亓弋挑了下眉,说:「原来海支也有这么硬气的时候。」
「何局被卖了还数钱呢。」海同深笑着摇了摇头,活动了一下脖子,说道,「抱歉,刚才真的太困了,都不知道怎么就睡着了。」
「没关系,知道你辛苦。」
「知道我辛苦……」海同深靠近亓弋,低声问道,「所以才拿手替我挡太阳?」
「没有。」亓弋扭开头否认道。
「没有就没有吧。」海同深从口袋里拿出钥匙把手铐解开,「走吧,确实该回去了。」
二人进入办公楼时,正好听见何冬阳在办公室里训常锋,他们没有停留,直接进了刑侦办公区。
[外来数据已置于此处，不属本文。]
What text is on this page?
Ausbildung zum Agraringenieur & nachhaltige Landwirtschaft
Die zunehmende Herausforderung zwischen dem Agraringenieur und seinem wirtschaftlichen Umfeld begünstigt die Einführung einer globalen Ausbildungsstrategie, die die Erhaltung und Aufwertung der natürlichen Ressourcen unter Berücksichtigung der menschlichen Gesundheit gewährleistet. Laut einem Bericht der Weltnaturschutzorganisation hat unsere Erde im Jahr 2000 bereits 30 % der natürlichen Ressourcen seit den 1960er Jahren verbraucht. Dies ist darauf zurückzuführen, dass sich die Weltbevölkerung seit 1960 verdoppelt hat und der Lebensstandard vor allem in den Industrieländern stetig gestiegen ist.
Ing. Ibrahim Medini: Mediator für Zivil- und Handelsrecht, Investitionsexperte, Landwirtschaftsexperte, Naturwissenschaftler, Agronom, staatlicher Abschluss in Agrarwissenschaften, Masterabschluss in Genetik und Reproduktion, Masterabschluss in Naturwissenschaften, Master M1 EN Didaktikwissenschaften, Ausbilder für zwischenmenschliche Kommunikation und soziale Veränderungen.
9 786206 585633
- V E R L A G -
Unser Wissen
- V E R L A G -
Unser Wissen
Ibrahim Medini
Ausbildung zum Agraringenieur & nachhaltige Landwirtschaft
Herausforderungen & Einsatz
支队长办公室里,亓弋自己拉开椅子坐下,问道:「我刚才在外面说的那些你都听进去了吗?」
「差不多吧。反正就是这场凶案把三个贩毒集团都给拉了进来。」海同深给亓弋倒了水,才坐到椅子上,「我在想,当年李汌举报张聪,跟缅北那边到底有什么关系。」
亓弋从海同深桌上的笔筒里拿了支笔,又随手拽了一张a4纸出来,一边写字一边说道:「dk,努珀,坤木,张聪,这是最开始的一条线。后来努珀带着坤木自立门户,所有努珀以下的关系网全都自动脱离dk掌控。但是张聪上面还有一个人,他生母杜妙确实是dk的手下。」
「他妈到底叫什么?」海同深问。
亓弋愣了愣,旋即像是刚反应过来,这种对自己是「常识」的东西,对不曾接触过的人来说确实比较难懂,他解释道:「缅甸人有名无姓。年轻女性被称为『玛』,成家后的女性则被称为『杜』;年轻男性称『貌』,对平辈称『郭』,而对于年长者或是地位高的男性,则尊称『吴』。张聪他妈真正的名字就是妙,无论是杜妙还是玛妙都只是称呼而已。」
海同深:「原来如此。那杜妙现在还活着吗?」
「活着,现在在dk势力范围内的疗养院中。」
海同深问:「你怎么会对那边的事情知道得这么清楚?你说你在南方待了好多年,是在遥城?」
亓弋没有回答,直直地看向海同深。海同深挑了下眉:「知道了,这是不能问的。那我换个问题,接下来你打算怎么审张聪?」
亓弋:「缅北那边调查起来太慢,我还是想从国内入手,我想去见见当年负责审讯张聪的警察,还有这些年负责张聪的狱警。我总觉得张聪这一出来就杀人的行为有点儿不大对劲。」